For Huffman coding for k = 2

(4)  Opposite screen capture of the (earlier) SWF applet  Coding according to Huffman and Shannon/Fano  shows the construction of the Huffman code for  k = 2  with the probabilities just calculated.

  • Thus, the average code word length is:
L_{\rm M}\hspace{0.01cm}' = 0.4 \cdot 1 + 0.4 \cdot 2 + (0.1 + 0.1) \cdot 3 = 1.8\,\,\text { bit/two-tuple}
\Rightarrow\hspace{0.3cm}L_{\rm M} = {L_{\rm M}\hspace{0.01cm}'}/{2}\hspace{0.15cm}\underline{ = 0.9\,\text{ bit/source symbol}}\hspace{0.05cm}.


(5)  Correct is the suggested solution 2:

  • According to the source coding theorem  L_{\rm M} ≥ H holds.
  • However, if we apply Huffman coding and disregard ties between non-adjacent symbols  (k = 2), the lower bound of the code word length is not  H = 0.722, but  H_2 = 0.861  (the addition  "bit/source symbol"  is omitted for the rest of the task).
  • The result of subtask  (4)  was  L_{\rm M} = 0.9.
  • If an asymmetrical Markov chain were present and in such a way that for the probabilities  p_{\rm A}, ... , p_{\rm D}  the values  50\%25\%  and twice  12.5\%  would result, then one would come to the average code word length  L_{\rm M} = 0.875.
  • How the exact parameters of this asymmetrical Markov source look, however, is not known even to the task creator (G. Söder).
  • Nor how the value  0.875  could be reduced to  0.861.  In any case, the Huffman algorithm is unsuitable for this.

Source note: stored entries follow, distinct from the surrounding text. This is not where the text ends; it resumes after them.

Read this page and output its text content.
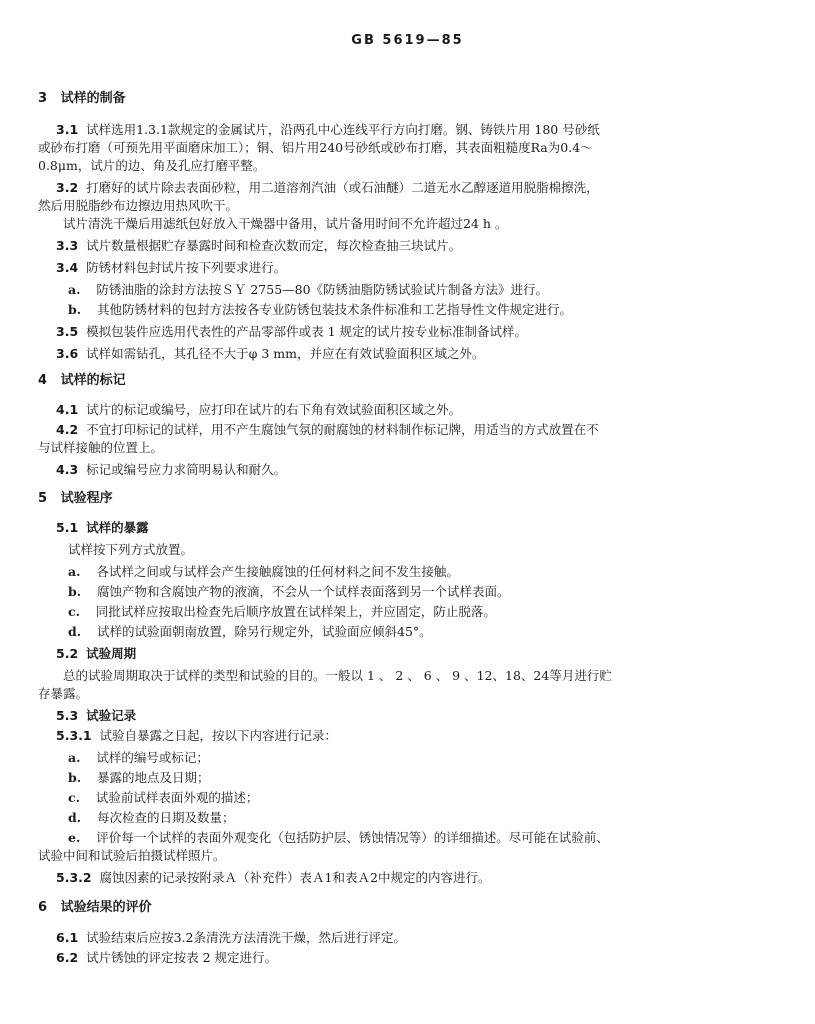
GB 5619—85
3 试样的制备
3.1 试样选用1.3.1款规定的金属试片，沿两孔中心连线平行方向打磨。钢、铸铁片用 180 号砂纸
或砂布打磨（可预先用平面磨床加工）；铜、铝片用240号砂纸或砂布打磨，其表面粗糙度Ra为0.4～
0.8μm，试片的边、角及孔应打磨平整。
3.2 打磨好的试片除去表面砂粒，用二道溶剂汽油（或石油醚）二道无水乙醇逐道用脱脂棉擦洗，
然后用脱脂纱布边擦边用热风吹干。
试片清洗干燥后用滤纸包好放入干燥器中备用，试片备用时间不允许超过24 h 。
3.3 试片数量根据贮存暴露时间和检查次数而定，每次检查抽三块试片。
3.4 防锈材料包封试片按下列要求进行。
a. 防锈油脂的涂封方法按ＳＹ 2755—80《防锈油脂防锈试验试片制备方法》进行。
b. 其他防锈材料的包封方法按各专业防锈包装技术条件标准和工艺指导性文件规定进行。
3.5 模拟包装件应选用代表性的产品零部件或表 1 规定的试片按专业标准制备试样。
3.6 试样如需钻孔，其孔径不大于φ 3 mm，并应在有效试验面积区域之外。
4 试样的标记
4.1 试片的标记或编号，应打印在试片的右下角有效试验面积区域之外。
4.2 不宜打印标记的试样，用不产生腐蚀气氛的耐腐蚀的材料制作标记牌，用适当的方式放置在不
与试样接触的位置上。
4.3 标记或编号应力求简明易认和耐久。
5 试验程序
5.1 试样的暴露
试样按下列方式放置。
a. 各试样之间或与试样会产生接触腐蚀的任何材料之间不发生接触。
b. 腐蚀产物和含腐蚀产物的液滴，不会从一个试样表面落到另一个试样表面。
c. 同批试样应按取出检查先后顺序放置在试样架上，并应固定，防止脱落。
d. 试样的试验面朝南放置，除另行规定外，试验面应倾斜45°。
5.2 试验周期
总的试验周期取决于试样的类型和试验的目的。一般以 1 、 2 、 6 、 9 、12、18、24等月进行贮
存暴露。
5.3 试验记录
5.3.1 试验自暴露之日起，按以下内容进行记录：
a. 试样的编号或标记；
b. 暴露的地点及日期；
c. 试验前试样表面外观的描述；
d. 每次检查的日期及数量；
e. 评价每一个试样的表面外观变化（包括防护层、锈蚀情况等）的详细描述。尽可能在试验前、
试验中间和试验后拍摄试样照片。
5.3.2 腐蚀因素的记录按附录Ａ（补充件）表Ａ1和表Ａ2中规定的内容进行。
6 试验结果的评价
6.1 试验结束后应按3.2条清洗方法清洗干燥，然后进行评定。
6.2 试片锈蚀的评定按表 2 规定进行。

(6)  With  q = 0.8  and  1 - q = 0.2  we get:

p_{\rm A} \hspace{0.2cm} = \hspace{0.2cm} {\rm Pr}(\boldsymbol{\rm XXX}) = 0.5 \cdot q^2 \hspace{0.15cm}\underline{ = 0.32} = p_{\rm H} = {\rm Pr}(\boldsymbol{\rm YYY})\hspace{0.05cm},
p_{\rm B} \hspace{0.2cm} = \hspace{0.2cm} {\rm Pr}(\boldsymbol{\rm XXY}) = 0.5 \cdot q \cdot (1-q) \hspace{0.15cm}\underline{ = 0.08}= p_{\rm G} = {\rm Pr}(\boldsymbol{\rm YYX}) \hspace{0.05cm},
p_{\rm C} \hspace{0.2cm} = \hspace{0.2cm} {\rm Pr}(\boldsymbol{\rm XYX}) = 0.5 \cdot (1-q)^2\hspace{0.15cm}\underline{ = 0.02} = p_{\rm F}= {\rm Pr}(\boldsymbol{\rm YXY}) \hspace{0.05cm},
p_{\rm D} \hspace{0.2cm} = \hspace{0.2cm} {\rm Pr}(\boldsymbol{\rm XYY}) = 0.5 \cdot (1-q) \cdot q \hspace{0.15cm}\underline{ = 0.08} = p_{\rm E} = {\rm Pr}(\boldsymbol{\rm YXX})\hspace{0.05cm}.


On the Huffman coding for  k = 3

(7)  The screen capture of the of the (earlier) SWF applet  Coding according to Huffman and Shannon/Fano  coding illustrates the constellation of the Huffman code for  k = 3

This gives us for the average code word length:

L_{\rm M}\hspace{0.01cm}' = 0.64 \cdot 2 + 0.24 \cdot 3 + 0.04 \cdot 5 = 2.52\,\,{\rm bit/three tupel}
\Rightarrow\hspace{0.3cm}L_{\rm M} = {L_{\rm M}\hspace{0.01cm}'}/{3}\hspace{0.15cm}\underline{ = 0.84\,{\rm bit/source\:symbol}}\hspace{0.05cm}.
  • One can see the improvement over subtask  (4).
  • The bound  k = 2  valid for  H_2 = 0.861  is now undercut by the average code word length  L_{\rm M}.
  • The new bound for  k = 3  is  H_3 = 0.815.
  • However, to reach the source entropy  H = 0.722   (or better:  to come close to this final value up to an  ε ), one would have to form infinitely long tuples  (k → ∞).